Nogales and Doudna revealed these details through cryo-electron microscopy, or cryo-EM, a technique Nogales has perfected that allows her to get images of large molecules in a liquid environment like that inside the cell. This contrasts with X-ray crystallography, where it is necessary to make a molecule condense into a hard crystal before it can be imaged.
"Cryo-EM is good because we don't have to crystallize the molecule, so we can deal with conformational flexibility, which is very important," Nogales said. "All these protein machines are moving, they have moving parts. Because we are not limited by having to crystallize our complexes, which really paralyzes them, we are able, with some ingenuity, to detect and describe the flex inherent to the complexes of the components. It is looking at complexes as they are in the cell."
The newly discovered details of how viral IRES latches onto the cell's normal eIF3 could lead to ways to foil this masquerade. Doudna, who has worked on RNA enzymes for most of her career and has collaborated with Nogales for nearly three years on this ribosome research, noted that small, single-nucleotide changes in the viral IRES RNA are known to inhibit binding to eIF3.
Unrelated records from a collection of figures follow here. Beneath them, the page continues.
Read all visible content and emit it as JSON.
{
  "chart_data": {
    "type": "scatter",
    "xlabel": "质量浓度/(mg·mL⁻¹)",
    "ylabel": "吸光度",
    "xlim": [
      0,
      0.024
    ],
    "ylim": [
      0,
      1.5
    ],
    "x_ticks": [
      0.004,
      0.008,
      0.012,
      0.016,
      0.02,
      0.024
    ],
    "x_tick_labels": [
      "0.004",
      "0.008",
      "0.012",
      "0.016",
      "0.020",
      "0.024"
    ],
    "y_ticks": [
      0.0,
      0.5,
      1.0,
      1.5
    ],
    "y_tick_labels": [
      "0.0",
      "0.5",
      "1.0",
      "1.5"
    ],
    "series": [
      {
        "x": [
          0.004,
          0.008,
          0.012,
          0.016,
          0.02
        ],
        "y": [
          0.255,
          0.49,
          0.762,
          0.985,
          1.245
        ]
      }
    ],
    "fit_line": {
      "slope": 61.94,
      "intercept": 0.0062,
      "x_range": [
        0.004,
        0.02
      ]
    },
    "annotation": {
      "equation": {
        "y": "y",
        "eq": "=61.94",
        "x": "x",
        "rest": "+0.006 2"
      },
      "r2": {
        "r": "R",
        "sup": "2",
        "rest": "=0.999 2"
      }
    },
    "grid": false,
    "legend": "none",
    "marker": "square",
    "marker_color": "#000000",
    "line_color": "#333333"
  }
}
"Knowing how effective a small change in sequence can be means that it may be easy to find a small molecule that has a similar effect," Doudna said. "It's reasonable to think we might be able to come up with a small-molecule drug to inhibit IRES binding to the ribosome on eIF3."
At the moment, the team doesn't have sufficient detail about the viral-ribosome interactions, but it is working to improve the resolution of its cryo-EM models from 30 Angstroms to about 10 Angstroms. This would allow the researchers to see secondary protein structures which would give them a better understanding of the chemistry behind eIF3's interactions with other proteins and with RNA.
Co-authors with Doudna and Nogales are graduate student Bunpote Siridechadilok and post-doctoral researcher Christopher Fraser of UC Berkeley, and post-doc Richard Hall of LBNL. The work was supported by the Howard Hughes Medical Institute.